On cross-appeal, Goodson argues that the trial court erred in holding that the social security benefits were exempt from garnishment. This argument is meritless because, as noted above, the exemption in 42 U.S.C. § 407, extends to “moneys paid.” See Bennett v. Arkansas, 108 S. Ct. 1204 (1988); Philpot, 409 U.S. 413. This exemption applies even after the benefits are in the debtor’s hands. Bennett, 108 S. Ct. 1204; Philpot, 409 U.S. 413.

In Philpot, the Essex County welfare in the state of New Jersey was attempting to garnish funds on deposit in the recipient’s account pursuant to the recipient’s agreement to reimburse. In denying recovery, the court stated:

The protection afforded by sect. 407 is to “moneys paid” and we think the analogy to veteran’s benefits exemptions which we reviewed in Porter v. Aetna Casualty Co., 370 U.S. 159, is relevant here. We held in that case that veteran’s benefits deposited in a savings and loan association on behalf of a veteran retained the “quality of moneys” and had not become a permanent investment. Id., at 161-162.
In the present case, as in Porter, the funds on deposit were readily withdrawable and retained the quality of “moneys” within the purview of sect. 407.

In this case, it is undisputed that Jones’s social security benefits were on deposit in his checking account, were readily withdraw-able, and had not been invested in any manner.
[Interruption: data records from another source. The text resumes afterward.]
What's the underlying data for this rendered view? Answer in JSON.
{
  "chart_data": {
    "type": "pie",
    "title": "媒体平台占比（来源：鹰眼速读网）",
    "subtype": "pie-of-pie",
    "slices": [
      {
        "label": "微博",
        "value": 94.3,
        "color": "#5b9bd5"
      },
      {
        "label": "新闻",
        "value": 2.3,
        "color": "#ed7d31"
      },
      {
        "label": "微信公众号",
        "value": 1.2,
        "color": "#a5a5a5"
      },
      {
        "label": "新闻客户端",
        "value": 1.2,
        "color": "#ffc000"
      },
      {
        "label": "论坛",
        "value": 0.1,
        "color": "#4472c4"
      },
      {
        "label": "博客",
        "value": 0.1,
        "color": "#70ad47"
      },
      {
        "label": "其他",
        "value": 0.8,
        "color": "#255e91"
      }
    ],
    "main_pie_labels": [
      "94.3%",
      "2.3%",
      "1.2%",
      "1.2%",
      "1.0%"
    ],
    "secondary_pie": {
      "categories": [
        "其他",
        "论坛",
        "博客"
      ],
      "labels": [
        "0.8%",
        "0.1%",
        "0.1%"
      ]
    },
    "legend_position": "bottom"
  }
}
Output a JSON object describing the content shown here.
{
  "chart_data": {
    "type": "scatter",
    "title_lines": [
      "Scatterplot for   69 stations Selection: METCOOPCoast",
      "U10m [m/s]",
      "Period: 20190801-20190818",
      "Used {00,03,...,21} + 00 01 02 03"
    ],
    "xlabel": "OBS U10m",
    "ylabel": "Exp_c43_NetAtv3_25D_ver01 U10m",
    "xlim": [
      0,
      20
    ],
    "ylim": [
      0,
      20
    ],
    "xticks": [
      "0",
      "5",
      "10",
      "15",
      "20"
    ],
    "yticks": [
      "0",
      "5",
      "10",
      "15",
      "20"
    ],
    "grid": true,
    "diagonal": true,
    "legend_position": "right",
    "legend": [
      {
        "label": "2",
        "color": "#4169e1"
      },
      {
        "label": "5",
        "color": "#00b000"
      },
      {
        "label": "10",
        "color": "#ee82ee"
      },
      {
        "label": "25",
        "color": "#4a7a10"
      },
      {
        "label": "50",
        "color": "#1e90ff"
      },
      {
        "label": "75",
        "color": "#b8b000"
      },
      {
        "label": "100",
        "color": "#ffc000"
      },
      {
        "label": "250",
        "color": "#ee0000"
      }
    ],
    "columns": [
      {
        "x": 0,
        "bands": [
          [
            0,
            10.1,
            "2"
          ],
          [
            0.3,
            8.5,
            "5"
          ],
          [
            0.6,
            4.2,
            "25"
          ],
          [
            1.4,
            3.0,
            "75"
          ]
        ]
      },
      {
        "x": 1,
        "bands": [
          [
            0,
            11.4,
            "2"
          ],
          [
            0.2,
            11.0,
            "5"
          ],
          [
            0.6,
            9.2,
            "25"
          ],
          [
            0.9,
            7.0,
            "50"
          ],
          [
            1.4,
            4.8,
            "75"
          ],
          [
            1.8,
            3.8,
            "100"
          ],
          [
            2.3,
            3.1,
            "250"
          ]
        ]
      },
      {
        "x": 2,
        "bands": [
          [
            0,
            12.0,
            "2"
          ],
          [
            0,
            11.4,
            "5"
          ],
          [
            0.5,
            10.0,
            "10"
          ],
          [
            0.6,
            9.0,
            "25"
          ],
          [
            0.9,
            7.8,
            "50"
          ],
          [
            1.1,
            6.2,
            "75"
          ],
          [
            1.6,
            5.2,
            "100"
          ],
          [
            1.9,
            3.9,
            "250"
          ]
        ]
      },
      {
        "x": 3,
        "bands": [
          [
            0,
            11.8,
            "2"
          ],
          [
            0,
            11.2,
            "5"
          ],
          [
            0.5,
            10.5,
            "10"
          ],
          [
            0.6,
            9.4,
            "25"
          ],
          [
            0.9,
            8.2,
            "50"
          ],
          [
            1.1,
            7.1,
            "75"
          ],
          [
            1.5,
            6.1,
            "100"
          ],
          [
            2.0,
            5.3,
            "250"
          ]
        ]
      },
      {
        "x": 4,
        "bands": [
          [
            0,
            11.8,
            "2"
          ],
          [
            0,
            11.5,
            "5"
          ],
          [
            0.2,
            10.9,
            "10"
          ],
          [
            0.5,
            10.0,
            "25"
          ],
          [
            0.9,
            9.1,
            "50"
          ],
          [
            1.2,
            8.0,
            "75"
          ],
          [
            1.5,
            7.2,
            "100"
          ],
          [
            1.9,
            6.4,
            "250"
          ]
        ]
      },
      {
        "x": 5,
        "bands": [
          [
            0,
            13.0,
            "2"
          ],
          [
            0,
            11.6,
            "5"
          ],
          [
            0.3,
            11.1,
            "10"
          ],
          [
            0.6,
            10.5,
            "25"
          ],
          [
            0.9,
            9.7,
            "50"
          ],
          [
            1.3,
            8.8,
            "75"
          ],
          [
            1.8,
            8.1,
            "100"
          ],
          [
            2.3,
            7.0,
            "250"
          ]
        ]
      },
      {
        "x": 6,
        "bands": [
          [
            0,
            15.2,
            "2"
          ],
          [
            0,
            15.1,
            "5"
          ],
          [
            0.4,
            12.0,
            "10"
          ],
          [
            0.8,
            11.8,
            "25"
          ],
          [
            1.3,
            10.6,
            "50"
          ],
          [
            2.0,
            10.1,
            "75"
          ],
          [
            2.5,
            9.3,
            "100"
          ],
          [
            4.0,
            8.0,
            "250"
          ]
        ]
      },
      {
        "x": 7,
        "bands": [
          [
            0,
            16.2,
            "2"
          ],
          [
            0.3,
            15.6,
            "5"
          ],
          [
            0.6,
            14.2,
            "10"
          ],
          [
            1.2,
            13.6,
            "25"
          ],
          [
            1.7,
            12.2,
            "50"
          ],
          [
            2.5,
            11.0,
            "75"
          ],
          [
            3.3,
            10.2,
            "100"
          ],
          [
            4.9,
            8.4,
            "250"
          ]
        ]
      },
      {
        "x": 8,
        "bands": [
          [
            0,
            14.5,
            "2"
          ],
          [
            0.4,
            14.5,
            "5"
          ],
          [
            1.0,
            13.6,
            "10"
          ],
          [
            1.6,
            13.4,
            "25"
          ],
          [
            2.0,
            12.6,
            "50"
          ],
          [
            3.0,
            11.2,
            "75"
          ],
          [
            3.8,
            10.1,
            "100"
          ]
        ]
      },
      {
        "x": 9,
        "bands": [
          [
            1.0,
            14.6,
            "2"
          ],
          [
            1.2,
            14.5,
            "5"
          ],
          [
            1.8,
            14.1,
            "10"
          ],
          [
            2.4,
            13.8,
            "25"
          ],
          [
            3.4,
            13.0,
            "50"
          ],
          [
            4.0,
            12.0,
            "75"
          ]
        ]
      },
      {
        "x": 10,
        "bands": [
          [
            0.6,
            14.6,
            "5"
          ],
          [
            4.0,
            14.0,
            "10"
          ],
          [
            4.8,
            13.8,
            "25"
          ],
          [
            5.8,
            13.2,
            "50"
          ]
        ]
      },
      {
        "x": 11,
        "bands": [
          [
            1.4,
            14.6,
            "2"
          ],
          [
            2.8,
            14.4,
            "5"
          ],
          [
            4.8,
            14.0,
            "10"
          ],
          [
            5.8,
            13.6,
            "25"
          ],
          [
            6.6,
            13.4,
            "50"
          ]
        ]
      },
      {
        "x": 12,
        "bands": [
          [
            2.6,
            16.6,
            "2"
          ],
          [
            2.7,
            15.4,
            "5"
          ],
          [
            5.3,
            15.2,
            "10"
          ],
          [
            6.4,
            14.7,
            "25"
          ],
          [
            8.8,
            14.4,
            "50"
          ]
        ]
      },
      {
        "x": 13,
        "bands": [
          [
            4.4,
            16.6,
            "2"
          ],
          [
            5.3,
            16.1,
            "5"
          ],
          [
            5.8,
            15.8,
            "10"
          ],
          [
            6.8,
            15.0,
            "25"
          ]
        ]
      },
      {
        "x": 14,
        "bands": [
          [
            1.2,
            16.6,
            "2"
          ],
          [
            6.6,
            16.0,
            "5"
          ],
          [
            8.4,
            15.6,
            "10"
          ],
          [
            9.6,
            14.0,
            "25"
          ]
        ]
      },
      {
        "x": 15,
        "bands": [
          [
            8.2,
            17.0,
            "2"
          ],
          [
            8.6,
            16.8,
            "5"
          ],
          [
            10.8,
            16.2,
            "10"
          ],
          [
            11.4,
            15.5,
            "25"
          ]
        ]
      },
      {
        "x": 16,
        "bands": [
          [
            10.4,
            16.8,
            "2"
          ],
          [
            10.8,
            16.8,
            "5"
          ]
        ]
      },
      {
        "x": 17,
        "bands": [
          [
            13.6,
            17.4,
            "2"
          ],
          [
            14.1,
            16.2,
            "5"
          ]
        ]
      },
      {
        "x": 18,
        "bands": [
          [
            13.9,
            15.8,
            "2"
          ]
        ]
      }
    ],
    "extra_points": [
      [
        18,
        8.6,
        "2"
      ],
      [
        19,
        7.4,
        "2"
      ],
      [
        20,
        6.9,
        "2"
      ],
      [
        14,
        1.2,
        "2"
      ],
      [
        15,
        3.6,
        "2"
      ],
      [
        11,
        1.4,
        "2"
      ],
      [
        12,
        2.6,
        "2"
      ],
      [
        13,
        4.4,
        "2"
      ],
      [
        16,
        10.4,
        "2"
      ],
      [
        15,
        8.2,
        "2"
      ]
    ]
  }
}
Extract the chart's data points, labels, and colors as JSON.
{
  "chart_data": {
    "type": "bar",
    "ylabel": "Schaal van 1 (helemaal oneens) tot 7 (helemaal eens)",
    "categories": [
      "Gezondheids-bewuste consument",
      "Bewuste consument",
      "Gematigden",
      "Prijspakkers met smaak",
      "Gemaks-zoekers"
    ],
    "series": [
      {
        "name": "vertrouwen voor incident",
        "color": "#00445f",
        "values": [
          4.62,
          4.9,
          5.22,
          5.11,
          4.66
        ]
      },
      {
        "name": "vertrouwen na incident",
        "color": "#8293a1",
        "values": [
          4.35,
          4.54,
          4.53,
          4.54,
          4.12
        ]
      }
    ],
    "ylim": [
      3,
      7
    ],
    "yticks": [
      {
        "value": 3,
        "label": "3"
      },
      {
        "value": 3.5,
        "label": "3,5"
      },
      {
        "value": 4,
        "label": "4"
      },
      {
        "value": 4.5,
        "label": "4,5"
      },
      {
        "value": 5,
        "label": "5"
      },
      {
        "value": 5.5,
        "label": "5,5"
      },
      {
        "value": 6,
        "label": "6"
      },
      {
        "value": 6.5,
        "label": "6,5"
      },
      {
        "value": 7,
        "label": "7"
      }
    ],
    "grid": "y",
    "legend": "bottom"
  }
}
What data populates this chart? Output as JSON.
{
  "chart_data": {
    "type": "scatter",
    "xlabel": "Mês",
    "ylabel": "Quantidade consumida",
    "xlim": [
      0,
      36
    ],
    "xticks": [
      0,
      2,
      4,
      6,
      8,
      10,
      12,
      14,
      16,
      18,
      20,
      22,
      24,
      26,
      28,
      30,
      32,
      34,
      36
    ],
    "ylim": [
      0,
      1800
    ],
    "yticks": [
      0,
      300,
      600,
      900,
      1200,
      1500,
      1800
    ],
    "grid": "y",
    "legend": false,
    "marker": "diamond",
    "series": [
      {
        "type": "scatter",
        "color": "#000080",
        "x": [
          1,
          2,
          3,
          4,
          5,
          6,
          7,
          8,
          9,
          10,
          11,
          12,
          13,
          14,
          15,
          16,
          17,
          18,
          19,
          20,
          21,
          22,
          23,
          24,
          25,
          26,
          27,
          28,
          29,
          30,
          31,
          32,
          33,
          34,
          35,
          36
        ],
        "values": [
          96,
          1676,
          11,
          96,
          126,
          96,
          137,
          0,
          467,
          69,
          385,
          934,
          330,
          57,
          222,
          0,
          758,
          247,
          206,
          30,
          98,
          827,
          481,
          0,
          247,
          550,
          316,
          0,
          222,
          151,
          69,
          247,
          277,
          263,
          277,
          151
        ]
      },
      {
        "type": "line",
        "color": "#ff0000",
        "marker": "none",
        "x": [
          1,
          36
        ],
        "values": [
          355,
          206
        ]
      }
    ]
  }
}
Accordingly, the trial court did not err in holding that the social security benefits were exempt from execution.

3. The Wheelchair

Finally, Goodson, citing Porter, argues that the trial court erred in quashing his writ of execution. Porter held that the exemption “shall not extend to any property purchased in part or wholly out of such payments.” We first note that the unrebutted evidence at the hearing revealed that Jones’s wheelchair was purchased with the approval of the Veterans Administration. In other words, the wheelchair was a direct benefit from the Veterans Administration as opposed to personal property that was purchased in part, or wholly, out of payments.

Moreover, we feel that allowing the writ of execution in this case would contravene the intent of Congress which is to exempt from legal process those benefits which are necessary for the maintenance and support of the veteran, in this case, the wheelchair. There was unrebutted testimony at the hearing that Jones, who has Parkinson’s disease, needed a mechanized wheelchair for mobility because he could not operate a standard wheelchair very well. It bears repeating that legislation of this type should be liberally construed to protect funds granted by the Congress for the maintenance and support of beneficiaries thereof. Accordingly, we have no hesitation in holding that the trial court was correct in quashing Goodson’s writ of execution.